Molloy, Paddy (2016) Here be dragons : mapping space and time, medieval and modern. In: Fugelso, Karl, (ed.) Medievalism and Modernity. Suffolk, U.K. : D. S. Brewer. pp. 197-214. (Studies in Medievalism, (XXV)) ISSN (print) 0738-7164 ISBN 9781843844372
Abstract
This essay discusses the role of cartography and the representation of unchartered territory in relation to geographical unknowns of the Middle Ages. It is addressed within in three sections. The first, Here Be Dragons, will contextualise my work ‘Here be Dragons’ made for the Medievalist Visions exhibition at King’s College London. This piece was inspired by depictions of the unknown in medieval maps and compared it to the unknowns in digital maps as they wait to load on the screen.

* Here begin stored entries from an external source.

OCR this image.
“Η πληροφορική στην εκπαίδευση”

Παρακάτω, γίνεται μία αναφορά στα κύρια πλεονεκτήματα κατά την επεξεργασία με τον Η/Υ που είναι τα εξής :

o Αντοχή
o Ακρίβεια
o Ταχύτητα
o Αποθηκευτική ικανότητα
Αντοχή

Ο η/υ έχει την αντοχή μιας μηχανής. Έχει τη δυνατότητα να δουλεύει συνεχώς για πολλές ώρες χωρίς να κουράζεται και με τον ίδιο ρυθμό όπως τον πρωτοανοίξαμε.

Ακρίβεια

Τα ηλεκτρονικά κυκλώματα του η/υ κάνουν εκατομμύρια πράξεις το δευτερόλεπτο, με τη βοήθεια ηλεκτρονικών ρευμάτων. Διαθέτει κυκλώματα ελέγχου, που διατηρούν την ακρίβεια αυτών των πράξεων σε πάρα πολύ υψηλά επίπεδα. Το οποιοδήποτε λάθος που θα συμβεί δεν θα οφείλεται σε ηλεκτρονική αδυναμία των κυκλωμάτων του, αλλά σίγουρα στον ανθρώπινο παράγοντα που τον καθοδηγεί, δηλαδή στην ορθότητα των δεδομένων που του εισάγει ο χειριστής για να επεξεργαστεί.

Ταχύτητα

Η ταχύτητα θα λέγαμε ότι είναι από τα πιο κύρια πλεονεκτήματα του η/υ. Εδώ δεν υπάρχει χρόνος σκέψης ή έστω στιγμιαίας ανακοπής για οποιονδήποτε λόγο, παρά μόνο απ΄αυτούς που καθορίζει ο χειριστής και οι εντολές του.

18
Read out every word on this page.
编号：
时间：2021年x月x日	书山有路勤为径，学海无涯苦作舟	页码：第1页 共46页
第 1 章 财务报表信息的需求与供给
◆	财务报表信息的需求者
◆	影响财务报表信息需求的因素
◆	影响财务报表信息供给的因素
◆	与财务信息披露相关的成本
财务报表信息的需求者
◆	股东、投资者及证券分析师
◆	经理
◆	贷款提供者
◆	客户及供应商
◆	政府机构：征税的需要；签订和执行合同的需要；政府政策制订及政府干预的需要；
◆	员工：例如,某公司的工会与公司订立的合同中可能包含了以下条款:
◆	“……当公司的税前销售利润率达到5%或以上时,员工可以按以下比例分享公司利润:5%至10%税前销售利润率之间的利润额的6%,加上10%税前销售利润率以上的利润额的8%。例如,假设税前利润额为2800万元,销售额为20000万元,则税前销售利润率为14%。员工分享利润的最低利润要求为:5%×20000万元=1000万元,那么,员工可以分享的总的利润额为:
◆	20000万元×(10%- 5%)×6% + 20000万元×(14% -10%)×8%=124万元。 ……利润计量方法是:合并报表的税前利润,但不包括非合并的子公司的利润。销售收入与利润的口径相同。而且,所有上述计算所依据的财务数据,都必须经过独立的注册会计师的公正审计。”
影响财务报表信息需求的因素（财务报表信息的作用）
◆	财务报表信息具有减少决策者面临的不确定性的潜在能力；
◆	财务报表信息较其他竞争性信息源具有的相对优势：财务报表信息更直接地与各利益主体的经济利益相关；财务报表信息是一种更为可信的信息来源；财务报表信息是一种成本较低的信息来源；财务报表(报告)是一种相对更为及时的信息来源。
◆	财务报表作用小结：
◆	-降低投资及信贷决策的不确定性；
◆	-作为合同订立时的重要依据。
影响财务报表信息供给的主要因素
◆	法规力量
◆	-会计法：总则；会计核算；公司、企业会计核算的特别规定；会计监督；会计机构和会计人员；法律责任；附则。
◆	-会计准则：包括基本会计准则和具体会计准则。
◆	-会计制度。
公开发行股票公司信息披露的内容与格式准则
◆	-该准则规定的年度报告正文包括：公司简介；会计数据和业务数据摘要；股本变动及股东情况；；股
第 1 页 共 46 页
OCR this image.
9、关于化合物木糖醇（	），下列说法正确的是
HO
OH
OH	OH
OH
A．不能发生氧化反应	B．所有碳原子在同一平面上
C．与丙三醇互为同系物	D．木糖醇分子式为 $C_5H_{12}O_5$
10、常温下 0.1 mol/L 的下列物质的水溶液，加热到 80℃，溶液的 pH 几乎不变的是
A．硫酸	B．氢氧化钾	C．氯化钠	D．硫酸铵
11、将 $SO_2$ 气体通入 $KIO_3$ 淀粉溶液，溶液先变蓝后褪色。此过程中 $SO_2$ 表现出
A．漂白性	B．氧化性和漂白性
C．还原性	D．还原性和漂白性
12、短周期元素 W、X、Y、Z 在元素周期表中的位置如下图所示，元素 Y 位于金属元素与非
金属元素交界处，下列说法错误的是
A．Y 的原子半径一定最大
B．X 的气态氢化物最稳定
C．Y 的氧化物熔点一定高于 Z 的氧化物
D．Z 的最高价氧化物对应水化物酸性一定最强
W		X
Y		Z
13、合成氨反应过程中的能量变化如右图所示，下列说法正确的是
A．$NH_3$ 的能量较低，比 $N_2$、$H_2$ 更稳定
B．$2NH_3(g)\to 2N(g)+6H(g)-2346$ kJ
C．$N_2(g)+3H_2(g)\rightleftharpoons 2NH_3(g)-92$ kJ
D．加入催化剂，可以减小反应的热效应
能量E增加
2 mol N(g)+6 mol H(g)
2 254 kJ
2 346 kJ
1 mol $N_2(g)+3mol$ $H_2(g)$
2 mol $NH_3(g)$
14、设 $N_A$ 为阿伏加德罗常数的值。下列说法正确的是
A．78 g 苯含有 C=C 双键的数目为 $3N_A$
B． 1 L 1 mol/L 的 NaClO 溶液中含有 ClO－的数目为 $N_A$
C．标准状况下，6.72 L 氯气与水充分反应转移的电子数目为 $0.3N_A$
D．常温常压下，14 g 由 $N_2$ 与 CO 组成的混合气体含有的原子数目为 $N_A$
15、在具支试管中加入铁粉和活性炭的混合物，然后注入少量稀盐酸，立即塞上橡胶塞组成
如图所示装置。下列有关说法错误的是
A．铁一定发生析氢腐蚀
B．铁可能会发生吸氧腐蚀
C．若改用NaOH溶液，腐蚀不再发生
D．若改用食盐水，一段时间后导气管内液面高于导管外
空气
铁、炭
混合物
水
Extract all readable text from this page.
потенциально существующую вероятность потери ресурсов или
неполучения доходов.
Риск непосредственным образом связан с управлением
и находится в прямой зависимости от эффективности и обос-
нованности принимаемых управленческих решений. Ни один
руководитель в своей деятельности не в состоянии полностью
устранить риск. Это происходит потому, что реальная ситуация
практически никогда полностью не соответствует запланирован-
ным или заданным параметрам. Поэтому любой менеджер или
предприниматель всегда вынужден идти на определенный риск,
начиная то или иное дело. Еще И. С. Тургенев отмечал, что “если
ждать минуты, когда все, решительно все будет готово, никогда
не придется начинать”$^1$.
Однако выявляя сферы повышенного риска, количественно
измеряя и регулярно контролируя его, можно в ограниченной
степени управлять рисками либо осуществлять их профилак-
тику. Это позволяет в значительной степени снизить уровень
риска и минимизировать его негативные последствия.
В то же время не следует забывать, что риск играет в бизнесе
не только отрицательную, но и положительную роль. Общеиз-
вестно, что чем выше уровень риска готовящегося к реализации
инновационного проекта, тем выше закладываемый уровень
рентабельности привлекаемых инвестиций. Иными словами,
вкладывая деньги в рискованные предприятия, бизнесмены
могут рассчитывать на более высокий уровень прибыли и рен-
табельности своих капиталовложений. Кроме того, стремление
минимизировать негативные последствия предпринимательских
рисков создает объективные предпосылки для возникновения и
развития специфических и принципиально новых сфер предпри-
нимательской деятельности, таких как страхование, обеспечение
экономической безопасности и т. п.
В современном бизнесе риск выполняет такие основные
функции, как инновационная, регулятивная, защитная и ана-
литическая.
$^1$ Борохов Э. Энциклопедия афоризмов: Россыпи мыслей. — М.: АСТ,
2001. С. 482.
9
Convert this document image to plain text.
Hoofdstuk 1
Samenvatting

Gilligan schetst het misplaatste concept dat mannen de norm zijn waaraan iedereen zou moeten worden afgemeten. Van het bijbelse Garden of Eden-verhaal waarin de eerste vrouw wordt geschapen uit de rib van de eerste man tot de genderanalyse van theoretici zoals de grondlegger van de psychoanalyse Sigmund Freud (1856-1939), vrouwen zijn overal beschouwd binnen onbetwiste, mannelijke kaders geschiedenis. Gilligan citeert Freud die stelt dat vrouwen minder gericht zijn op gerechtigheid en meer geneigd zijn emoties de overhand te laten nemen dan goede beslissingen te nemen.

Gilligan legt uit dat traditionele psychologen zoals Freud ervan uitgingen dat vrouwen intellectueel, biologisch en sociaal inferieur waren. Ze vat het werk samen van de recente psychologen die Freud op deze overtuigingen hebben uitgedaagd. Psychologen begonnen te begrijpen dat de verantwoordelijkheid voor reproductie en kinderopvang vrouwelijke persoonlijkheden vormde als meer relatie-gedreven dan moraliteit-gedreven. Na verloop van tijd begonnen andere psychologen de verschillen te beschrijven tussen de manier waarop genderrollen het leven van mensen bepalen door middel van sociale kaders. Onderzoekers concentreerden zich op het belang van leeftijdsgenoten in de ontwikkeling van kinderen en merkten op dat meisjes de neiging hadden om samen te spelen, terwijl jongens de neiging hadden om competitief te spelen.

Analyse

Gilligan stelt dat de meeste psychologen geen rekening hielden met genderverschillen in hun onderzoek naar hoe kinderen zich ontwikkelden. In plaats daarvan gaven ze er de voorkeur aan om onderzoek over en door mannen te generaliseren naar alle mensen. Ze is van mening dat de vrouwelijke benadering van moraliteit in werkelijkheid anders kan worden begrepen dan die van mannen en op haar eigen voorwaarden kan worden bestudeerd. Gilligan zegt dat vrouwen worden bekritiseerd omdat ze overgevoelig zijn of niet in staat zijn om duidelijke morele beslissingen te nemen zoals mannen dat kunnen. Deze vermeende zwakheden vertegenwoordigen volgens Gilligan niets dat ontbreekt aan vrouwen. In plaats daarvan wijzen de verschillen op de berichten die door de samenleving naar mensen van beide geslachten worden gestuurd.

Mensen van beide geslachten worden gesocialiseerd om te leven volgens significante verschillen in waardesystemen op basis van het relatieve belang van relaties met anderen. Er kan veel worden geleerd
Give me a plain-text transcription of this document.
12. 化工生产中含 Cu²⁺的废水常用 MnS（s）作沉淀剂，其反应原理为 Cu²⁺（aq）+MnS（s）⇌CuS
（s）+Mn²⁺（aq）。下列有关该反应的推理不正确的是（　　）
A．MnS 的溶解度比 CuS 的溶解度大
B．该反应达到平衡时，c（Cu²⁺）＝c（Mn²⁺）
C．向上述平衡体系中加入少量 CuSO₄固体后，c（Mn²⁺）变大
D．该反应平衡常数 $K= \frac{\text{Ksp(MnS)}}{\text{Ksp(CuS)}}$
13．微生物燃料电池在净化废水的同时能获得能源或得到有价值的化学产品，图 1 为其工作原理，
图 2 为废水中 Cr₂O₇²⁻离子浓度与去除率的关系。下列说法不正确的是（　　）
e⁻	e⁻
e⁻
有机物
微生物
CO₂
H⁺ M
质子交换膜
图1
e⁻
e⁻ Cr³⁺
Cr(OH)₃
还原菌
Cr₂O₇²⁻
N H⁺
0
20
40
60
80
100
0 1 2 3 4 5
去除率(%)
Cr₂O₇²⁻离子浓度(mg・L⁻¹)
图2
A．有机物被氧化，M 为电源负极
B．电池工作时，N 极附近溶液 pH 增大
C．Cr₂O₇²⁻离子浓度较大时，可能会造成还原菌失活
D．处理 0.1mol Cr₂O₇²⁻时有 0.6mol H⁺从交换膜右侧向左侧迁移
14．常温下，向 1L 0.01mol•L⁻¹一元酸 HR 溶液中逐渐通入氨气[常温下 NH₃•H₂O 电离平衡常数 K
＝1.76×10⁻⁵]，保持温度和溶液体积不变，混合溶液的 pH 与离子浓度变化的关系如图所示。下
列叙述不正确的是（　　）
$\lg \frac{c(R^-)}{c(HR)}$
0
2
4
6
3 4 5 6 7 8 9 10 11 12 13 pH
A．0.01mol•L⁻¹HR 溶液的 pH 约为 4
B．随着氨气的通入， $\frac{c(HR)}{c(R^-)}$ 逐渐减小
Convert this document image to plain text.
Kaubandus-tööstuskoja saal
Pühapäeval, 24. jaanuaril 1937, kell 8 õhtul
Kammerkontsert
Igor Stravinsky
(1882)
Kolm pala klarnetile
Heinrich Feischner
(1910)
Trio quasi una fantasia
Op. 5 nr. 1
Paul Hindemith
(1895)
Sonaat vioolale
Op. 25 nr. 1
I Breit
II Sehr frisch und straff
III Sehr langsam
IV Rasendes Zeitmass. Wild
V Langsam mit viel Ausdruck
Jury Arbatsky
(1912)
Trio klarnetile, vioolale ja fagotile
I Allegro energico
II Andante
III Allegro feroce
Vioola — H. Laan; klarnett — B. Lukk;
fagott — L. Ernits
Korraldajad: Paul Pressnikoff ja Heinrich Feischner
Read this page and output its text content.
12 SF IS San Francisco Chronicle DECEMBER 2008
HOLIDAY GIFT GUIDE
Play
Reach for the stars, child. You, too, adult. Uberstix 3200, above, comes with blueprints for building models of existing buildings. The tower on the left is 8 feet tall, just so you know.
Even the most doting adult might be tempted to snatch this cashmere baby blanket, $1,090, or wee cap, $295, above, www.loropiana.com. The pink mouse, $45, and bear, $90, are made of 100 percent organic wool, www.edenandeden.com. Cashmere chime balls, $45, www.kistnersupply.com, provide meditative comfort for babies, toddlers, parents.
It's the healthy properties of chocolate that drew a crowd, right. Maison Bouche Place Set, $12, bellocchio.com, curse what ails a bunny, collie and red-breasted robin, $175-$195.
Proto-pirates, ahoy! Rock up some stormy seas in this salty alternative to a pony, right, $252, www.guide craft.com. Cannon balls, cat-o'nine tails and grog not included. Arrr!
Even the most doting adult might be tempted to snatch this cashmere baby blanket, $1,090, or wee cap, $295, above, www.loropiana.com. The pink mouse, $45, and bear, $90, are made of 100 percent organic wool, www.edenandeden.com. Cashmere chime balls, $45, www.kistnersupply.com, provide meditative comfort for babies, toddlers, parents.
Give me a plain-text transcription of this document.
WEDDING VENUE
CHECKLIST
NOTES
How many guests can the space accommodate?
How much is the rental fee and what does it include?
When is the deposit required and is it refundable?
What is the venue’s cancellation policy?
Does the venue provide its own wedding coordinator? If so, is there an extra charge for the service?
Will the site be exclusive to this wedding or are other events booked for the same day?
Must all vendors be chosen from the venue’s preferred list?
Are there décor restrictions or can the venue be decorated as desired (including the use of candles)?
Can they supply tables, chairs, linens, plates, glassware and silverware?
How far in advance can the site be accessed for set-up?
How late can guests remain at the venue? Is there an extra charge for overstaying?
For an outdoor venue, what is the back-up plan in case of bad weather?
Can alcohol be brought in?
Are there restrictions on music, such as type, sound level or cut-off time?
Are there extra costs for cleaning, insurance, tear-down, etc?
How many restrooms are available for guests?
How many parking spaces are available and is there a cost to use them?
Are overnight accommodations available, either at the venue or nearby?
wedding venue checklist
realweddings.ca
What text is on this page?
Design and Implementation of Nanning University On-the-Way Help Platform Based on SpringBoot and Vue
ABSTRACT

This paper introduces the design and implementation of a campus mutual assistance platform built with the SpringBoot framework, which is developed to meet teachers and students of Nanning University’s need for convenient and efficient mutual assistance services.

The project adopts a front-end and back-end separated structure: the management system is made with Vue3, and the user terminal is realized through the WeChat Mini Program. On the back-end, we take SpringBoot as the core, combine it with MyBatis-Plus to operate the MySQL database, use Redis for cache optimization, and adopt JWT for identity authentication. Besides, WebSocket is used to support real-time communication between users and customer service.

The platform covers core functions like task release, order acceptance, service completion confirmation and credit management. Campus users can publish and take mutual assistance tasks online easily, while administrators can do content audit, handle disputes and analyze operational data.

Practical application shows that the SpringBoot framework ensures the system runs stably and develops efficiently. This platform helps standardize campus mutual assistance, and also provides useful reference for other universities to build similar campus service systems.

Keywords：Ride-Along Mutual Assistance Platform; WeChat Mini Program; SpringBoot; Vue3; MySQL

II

This digital pause acts out a journey of discovery every time a map renders. The second section, The Redcross Street Bridge, contextualises this project by looking at temporal as well as geographical unknowns. Within London’s Barbican complex lie two lost streets. Red Cross Street was heavily bombed and subsequently built over as part of a major redevelopment. One plan to retrace the lost walkway, Redcross Street Bridge was drawn up by the architects but never made it to the final development. This section takes a walk through the Barbican in order to reimagine a street that once was and a street that never was. The third section, Vernacular Cartography, discuses the role of formal and informal map-making as a way of understanding the immediate unknowns of our day-to-day landscapes. From a route marked between two dropped pins on Google maps, to a list of directions written on the backs of our hands, to the construction of a map from raw materials in the open world game Minecraft. We are all now cartographers articulating worlds we use and worlds we are trying to understand.